2

I am working on parallelizing an sklearn grid search, sweeping three parameters, but I am having trouble refactoring the project to work with ipython.parallel. My current thought approach has been to create a simple function which:

  • Accepts a a ridge parameter
  • Downloads the data set to train the model with
  • Trains the model, saving a score and the resulting model on S3?

Does this make sense as an approach to parallelizing the grid search?

If so, is there any way to share code between my local machine and the remote engines?

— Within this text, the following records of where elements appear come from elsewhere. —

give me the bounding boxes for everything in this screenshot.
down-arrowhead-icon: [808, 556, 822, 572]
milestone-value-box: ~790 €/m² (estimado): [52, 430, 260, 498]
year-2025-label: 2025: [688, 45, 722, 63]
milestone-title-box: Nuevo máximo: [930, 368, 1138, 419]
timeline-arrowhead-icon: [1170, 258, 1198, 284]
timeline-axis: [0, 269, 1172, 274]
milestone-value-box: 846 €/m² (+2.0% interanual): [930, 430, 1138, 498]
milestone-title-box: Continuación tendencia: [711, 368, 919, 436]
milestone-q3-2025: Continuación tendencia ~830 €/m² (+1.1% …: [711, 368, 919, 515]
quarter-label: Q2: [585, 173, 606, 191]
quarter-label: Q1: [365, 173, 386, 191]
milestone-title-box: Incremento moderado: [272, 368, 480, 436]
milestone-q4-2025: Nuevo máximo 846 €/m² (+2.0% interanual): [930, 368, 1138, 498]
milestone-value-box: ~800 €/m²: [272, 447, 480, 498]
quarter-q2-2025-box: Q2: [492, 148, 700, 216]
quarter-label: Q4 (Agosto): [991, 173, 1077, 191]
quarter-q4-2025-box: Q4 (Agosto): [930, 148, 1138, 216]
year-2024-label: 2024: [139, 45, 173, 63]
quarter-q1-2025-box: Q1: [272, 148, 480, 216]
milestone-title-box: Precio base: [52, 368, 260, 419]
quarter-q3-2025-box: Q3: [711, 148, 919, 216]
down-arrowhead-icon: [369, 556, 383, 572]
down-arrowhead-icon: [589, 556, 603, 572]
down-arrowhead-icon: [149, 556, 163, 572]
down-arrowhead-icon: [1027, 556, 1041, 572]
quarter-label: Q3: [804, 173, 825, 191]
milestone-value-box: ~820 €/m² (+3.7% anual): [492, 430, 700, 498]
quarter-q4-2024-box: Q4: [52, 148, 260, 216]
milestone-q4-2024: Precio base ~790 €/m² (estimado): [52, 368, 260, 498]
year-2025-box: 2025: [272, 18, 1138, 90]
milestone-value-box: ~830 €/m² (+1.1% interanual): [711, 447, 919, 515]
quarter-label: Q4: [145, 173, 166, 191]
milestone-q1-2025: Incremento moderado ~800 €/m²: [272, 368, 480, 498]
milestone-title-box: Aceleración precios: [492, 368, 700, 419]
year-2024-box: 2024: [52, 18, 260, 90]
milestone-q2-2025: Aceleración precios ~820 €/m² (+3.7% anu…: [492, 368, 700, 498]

For example, I have a source tree containing a number of different modules:

/exploration
    /log_regression/
    /log_regression/experiments.py
    /log_regression/make_model.py
    /linear_regression/
    /linear_regression/experiments.py
    /linear_regression/make_model.py
    /linear_regression/parallel.py

Using StarCluster, I have deployed a cluster on EC2 and wanted to parallelize the process of running a sklearn gridsearch on ridge parameters. However, I have found no easy way to share all of my local modules with the remote engines. Is there a pattern for doing this, or how should I restructure my thinking?

Cory Dolphin
  • 2,650
  • 1
  • 20
  • 30
  • 1
    Have you tried sharing your drive with your cluster nodes? StarCluster supports NFS out of the box. – Finch_Powers Mar 03 '14 at 22:41
  • I do not see an easy way to mount a local folder as NFS, but using this insight, I just rsync'd the directory onto the sgeadmin home directory, which is the default ipcluster working directory. – Cory Dolphin Mar 04 '14 at 17:13
  • That said, it seems like the code doesn't really synchronize very well. When running things using iPython.parallel's client, they seem to import older versions of the modules when running, which may be due to the way imports occur. I will attempt to force reimport – Cory Dolphin Mar 05 '14 at 20:02

1 Answers1

0

If it's a matter of deploying the code onto several nodes, and not of designing your code for parallel processing, then you might consider making your code accessible through a local (to your network) source code management (git or mercurial server) then script the deployment: some utility that would connect to all nodes, prior to launching your processing, and prepares the working environment. And of course this would involve checking out the most recent version of your code along with necessary dependencies. Assuming you're using a unix-like OS, there are some python utilities to help with this:

  • virtualenv, for self-contained python environments with access to many python libraries through pip.
  • paramiko, for scripting ssh connection and shell interaction
  • vcstools, a library that abstracts common source code operations for several scms (svn, git, mercurial, ...)

Also if you don't want to go through the hassle of setting up a source code management from scratch you can host your code on github or if you don't want your code to be publicly available you can go for bitbucket (which offers free private repositories and also a choice between git and mercurial).

b2Wc0EKKOvLPn
  • 2,054
  • 13
  • 15